Seit Montag Abend sind wir nun wieder im Lande und kämpfen immernoch mit dem Jetlag. Bei der Ankunft in Deutschland hatten wir dafür seltsamer Weise überhaupt keinen Jetlag. Vielleicht hätte ich mir noch länger frei nehmen sollen – aber es geht ja nichts über gesunden Büroschlaf ;).

Heimatbesuch in Franken

An dieser Stelle möchte ich auf die Dinge eingehen, die uns als Auswanderern beim ersten Besuch in Deutschland nach 3 Jahren Abwesenheit besonders aufgefallen sind.

1.Neuseeland hat echt saubere Luft

Markus’ leichtes Asthma war in Neuseeland komplett verschwunden, kam aber nach wenigen Tagen in Deutschland wieder voll zurück. Auch ich hatte die ganze Zeit ein unangenehmes Kratzen im Hals. Keine Ahnung ob das der fränkische Luftverschmutzung, den erhöhten Ozonmengen oder dem Feinstaub zu verdanken war. Nach einer halben Woche Neuseeland sind wir jetzt aber beide wieder “geheilt”.

2. Es gibt in Neuseeland nur wenig Raucher

Es gibt in Deutschland wahnsinnig viele Raucher und es wird auch überall geraucht: Im Restaurant-Garten am Tisch nebenan, auf der Straße, überall. Auf der Straße liegen überall Kippenstummel und auch sonst ist man oft mit stinkigen Aschenbechern konfrontiert. In Neuseeland ist das Rauchen so gut wie aus dem öffentlichen Straßenbild verschwunden. Man nimmt in der Öffentlichkeit eigentlich kaum Raucher wahr.

3. Deutsche sind unfreundlich

Jetzt wo wir in Neuseeland sozialisiert sind kommen uns die Bewohner Deutschlands ziemlich rüpelhaft und unfreundlich vor. Als ich Marktkauf eine Verkäuferin nach Lebkuchen fragte, befand diese es nochnichtmal für notwendig sich mir zuzuwenden bzw mich anzusehen während sie mir mürrisch antwortete. In Neuseeland wäre das ein nettes kleines Gespräch geworden…à la “Oh, wollen sie die wohl verschenken, an wen denn…?…” Vom Kellner bis zum Nebenmann in der Schlange in der Bank. Alle ziehen eine “Fresse”.

4. Überall Rentner

Im Straßenbild gibt es augenscheinlich sehr viele alte Leute. Vieles ist auf alte Leute ausgerichtet: Ein Rentner-WG Kinofilm, ein Rentner Magazin, die Musik in der Sauna, die Speisekarte, das Sonderartikelangebot bei Aldi, die Politik. Auf der anderen Seite sieht man im Vergleich zu Neuseeland wenige Familien oder Kinder im Straßenbild.

5. Autofahren in Deutschland ist stressig

Das mit der Unfreundlichkeit macht sich auch im Straßenverkehr bemerkbar. Da wird geschnitten, ein braver Spurwechsel abgeblockt oder der Parkplatz vor der Nase weggeschnappt. Die Kiwis sind zwar miserable Autofahrer – aber trotzdem meist sehr zuvorkommend und sehr viel gemächlicher unterwegs als die Bewohner Deutschlands.

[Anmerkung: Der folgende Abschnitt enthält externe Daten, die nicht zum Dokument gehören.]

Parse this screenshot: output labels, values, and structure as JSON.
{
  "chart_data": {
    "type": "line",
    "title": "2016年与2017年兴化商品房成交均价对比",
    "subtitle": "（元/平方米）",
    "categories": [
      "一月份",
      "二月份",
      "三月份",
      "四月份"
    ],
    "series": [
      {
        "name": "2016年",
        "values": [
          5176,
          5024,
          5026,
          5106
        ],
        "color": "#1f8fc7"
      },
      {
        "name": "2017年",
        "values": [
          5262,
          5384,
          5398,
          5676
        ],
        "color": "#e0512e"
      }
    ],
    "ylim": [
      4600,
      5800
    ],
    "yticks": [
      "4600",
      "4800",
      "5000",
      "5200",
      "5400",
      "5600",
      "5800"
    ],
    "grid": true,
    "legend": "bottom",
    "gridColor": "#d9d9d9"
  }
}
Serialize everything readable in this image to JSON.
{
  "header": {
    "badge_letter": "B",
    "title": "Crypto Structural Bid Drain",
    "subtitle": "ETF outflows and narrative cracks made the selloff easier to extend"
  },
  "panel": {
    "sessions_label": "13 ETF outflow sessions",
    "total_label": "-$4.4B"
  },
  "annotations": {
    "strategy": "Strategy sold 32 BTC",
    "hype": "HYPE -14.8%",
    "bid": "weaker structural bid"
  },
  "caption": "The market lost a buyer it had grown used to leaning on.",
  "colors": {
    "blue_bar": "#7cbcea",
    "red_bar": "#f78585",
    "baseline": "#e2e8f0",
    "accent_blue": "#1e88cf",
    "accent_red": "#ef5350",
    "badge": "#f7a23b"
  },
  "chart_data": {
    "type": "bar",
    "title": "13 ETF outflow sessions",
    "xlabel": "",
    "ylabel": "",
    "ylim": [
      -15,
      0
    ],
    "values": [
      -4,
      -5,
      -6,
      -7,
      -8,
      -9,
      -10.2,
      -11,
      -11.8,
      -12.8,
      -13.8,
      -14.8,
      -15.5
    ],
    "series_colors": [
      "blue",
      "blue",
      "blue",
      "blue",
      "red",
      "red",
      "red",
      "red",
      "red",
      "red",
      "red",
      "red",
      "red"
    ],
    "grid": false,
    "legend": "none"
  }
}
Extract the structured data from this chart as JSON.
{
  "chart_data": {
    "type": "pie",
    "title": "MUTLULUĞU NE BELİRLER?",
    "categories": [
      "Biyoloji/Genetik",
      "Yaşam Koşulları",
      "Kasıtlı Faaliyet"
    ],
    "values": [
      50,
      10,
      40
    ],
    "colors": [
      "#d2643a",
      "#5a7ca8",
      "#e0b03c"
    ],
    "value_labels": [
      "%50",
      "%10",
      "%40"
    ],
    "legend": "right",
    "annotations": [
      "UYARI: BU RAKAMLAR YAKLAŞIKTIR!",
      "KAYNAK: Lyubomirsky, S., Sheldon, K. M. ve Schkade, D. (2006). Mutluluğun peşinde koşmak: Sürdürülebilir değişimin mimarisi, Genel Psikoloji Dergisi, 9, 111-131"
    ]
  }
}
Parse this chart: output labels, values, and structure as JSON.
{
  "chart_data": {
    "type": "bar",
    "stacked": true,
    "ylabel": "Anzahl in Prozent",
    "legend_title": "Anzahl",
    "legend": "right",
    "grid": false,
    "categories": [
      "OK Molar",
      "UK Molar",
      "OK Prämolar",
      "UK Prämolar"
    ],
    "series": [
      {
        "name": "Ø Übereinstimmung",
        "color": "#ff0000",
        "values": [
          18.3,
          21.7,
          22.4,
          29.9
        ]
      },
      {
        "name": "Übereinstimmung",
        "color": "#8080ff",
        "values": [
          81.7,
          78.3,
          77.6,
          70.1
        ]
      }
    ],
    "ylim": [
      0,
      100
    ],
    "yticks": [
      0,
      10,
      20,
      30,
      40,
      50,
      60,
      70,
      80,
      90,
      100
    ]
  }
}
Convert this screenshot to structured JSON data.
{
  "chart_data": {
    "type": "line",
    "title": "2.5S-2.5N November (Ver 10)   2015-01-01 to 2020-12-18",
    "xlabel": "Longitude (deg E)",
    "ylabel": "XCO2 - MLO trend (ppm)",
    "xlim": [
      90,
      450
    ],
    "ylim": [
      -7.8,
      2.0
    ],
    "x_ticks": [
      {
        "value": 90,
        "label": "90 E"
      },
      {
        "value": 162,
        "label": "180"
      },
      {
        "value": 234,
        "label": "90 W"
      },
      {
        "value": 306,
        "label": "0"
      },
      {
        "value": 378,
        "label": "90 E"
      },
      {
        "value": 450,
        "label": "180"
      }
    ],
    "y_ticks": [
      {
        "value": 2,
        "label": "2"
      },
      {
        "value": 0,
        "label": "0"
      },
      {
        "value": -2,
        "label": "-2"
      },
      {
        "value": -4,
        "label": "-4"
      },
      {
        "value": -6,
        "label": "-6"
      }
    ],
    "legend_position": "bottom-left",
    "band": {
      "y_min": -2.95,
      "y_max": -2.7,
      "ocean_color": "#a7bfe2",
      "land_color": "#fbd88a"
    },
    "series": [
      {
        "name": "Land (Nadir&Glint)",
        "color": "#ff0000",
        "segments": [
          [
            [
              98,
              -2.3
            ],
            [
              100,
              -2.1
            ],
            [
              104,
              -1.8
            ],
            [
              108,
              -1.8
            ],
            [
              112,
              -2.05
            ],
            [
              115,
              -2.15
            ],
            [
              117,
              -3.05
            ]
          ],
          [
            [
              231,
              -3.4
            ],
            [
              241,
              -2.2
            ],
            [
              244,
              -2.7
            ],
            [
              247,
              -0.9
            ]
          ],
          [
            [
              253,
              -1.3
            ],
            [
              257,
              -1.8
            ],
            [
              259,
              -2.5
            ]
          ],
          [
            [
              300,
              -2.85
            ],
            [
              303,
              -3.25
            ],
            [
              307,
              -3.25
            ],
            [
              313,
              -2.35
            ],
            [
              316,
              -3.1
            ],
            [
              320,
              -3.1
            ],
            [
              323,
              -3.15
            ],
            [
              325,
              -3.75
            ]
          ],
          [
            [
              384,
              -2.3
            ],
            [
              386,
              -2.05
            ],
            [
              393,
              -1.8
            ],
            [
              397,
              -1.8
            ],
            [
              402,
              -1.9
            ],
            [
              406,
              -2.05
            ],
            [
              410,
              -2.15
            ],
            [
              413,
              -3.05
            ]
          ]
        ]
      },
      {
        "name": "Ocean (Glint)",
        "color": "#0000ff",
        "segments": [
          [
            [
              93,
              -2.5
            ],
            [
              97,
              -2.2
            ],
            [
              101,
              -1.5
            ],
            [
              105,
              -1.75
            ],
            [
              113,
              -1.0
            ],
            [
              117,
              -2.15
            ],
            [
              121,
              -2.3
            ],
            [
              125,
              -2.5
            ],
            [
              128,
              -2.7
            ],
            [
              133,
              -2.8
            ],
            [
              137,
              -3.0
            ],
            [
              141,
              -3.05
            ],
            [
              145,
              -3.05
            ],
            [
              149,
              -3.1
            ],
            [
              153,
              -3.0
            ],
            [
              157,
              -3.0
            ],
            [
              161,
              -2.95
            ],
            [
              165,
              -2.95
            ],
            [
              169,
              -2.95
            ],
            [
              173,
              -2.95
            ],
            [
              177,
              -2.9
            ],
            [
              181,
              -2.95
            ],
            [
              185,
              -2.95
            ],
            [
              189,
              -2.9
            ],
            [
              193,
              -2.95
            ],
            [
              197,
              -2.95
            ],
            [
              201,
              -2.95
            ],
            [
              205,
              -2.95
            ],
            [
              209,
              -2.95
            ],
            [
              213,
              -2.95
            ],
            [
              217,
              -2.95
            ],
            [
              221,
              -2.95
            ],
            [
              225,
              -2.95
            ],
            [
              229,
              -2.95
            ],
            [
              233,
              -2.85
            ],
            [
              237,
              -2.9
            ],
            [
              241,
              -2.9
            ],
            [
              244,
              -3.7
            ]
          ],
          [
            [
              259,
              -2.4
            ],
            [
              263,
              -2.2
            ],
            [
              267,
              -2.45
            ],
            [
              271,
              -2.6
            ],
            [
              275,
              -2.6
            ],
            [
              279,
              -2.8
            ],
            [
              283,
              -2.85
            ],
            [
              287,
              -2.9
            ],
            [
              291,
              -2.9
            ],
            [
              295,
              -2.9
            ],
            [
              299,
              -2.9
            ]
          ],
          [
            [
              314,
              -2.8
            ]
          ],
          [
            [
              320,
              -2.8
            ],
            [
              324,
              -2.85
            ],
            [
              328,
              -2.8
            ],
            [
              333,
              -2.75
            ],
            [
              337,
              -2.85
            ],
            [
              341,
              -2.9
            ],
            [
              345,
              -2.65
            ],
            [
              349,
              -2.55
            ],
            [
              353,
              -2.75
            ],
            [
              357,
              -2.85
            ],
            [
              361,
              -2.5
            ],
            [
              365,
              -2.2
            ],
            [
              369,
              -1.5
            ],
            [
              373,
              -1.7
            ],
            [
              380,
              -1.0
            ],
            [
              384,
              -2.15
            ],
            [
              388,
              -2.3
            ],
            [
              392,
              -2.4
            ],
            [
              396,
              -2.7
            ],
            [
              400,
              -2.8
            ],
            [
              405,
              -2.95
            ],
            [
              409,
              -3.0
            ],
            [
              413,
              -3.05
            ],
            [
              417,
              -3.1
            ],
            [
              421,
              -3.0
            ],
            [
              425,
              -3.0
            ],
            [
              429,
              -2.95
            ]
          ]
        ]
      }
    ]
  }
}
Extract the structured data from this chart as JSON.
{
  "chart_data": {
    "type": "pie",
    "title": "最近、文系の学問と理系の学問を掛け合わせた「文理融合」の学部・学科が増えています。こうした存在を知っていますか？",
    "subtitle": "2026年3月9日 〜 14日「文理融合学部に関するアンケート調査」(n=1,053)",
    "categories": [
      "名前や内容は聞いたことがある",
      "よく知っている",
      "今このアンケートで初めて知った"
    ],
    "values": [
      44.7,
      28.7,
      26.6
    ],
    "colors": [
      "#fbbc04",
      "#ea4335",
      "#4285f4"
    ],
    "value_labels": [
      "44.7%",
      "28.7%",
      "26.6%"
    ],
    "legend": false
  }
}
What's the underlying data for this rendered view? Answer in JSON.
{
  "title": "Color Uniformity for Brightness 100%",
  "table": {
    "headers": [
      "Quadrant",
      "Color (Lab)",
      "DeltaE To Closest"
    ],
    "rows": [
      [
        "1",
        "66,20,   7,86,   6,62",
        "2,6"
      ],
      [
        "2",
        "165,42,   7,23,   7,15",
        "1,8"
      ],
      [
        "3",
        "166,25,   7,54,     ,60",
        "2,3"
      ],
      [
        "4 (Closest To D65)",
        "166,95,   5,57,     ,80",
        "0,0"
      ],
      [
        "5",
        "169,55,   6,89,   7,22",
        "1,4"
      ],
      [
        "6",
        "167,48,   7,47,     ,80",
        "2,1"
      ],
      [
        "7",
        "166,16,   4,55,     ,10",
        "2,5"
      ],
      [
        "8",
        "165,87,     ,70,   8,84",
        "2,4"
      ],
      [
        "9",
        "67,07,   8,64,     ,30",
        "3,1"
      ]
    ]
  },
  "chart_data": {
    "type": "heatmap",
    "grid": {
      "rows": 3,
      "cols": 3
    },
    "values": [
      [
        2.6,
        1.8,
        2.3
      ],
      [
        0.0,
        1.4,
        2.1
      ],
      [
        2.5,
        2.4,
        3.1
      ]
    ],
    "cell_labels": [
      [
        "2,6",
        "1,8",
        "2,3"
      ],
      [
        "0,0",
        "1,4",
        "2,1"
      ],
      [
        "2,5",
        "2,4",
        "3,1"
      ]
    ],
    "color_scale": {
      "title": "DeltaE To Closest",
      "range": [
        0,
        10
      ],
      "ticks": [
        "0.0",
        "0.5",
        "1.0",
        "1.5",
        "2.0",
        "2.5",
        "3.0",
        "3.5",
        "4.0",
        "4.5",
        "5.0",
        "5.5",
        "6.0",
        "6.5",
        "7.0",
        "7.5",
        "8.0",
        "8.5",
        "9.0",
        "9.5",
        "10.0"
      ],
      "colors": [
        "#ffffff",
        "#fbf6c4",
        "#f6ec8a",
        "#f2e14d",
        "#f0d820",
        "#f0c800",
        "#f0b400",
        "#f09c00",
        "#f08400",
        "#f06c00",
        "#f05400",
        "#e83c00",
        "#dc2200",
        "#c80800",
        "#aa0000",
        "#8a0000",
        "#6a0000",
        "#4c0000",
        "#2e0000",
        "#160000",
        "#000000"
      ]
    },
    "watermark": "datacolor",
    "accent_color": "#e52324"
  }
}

6. Deutschland ist uns irgendwie fremd geworden

Ja, ich schreibe “Bewohner Deutschlands”, weil mir in unserer Heimatstadt Nürnberg aufgefallen ist, daß es extrem viele Leute mit osteuropäischen Akzent gibt – von den vielen Türken ganz zu schweigen. Ich meine auch mehr Schwarzafrikaner im Straßenbild wahrgenommen zu haben als früher. Ich bin wirklich nicht rassistisch (ha, ha, ich lebe als Ausländer in einem Multi-Kulti-Land) aber irgendwie macht mich das nachdenklich.
Markus und ich waren uns jedenfalls einig, daß wir uns nicht mehr vorstellen können in Deutschland zu leben. In den 3 Jahren Neuseeland haben wir uns tatsächlich irgendwie entfremdet. So schön es war die Familie und Freunde mal wieder persönlich zu treffen – wir waren froh als wir dann wieder “nach hause” geflogen sind.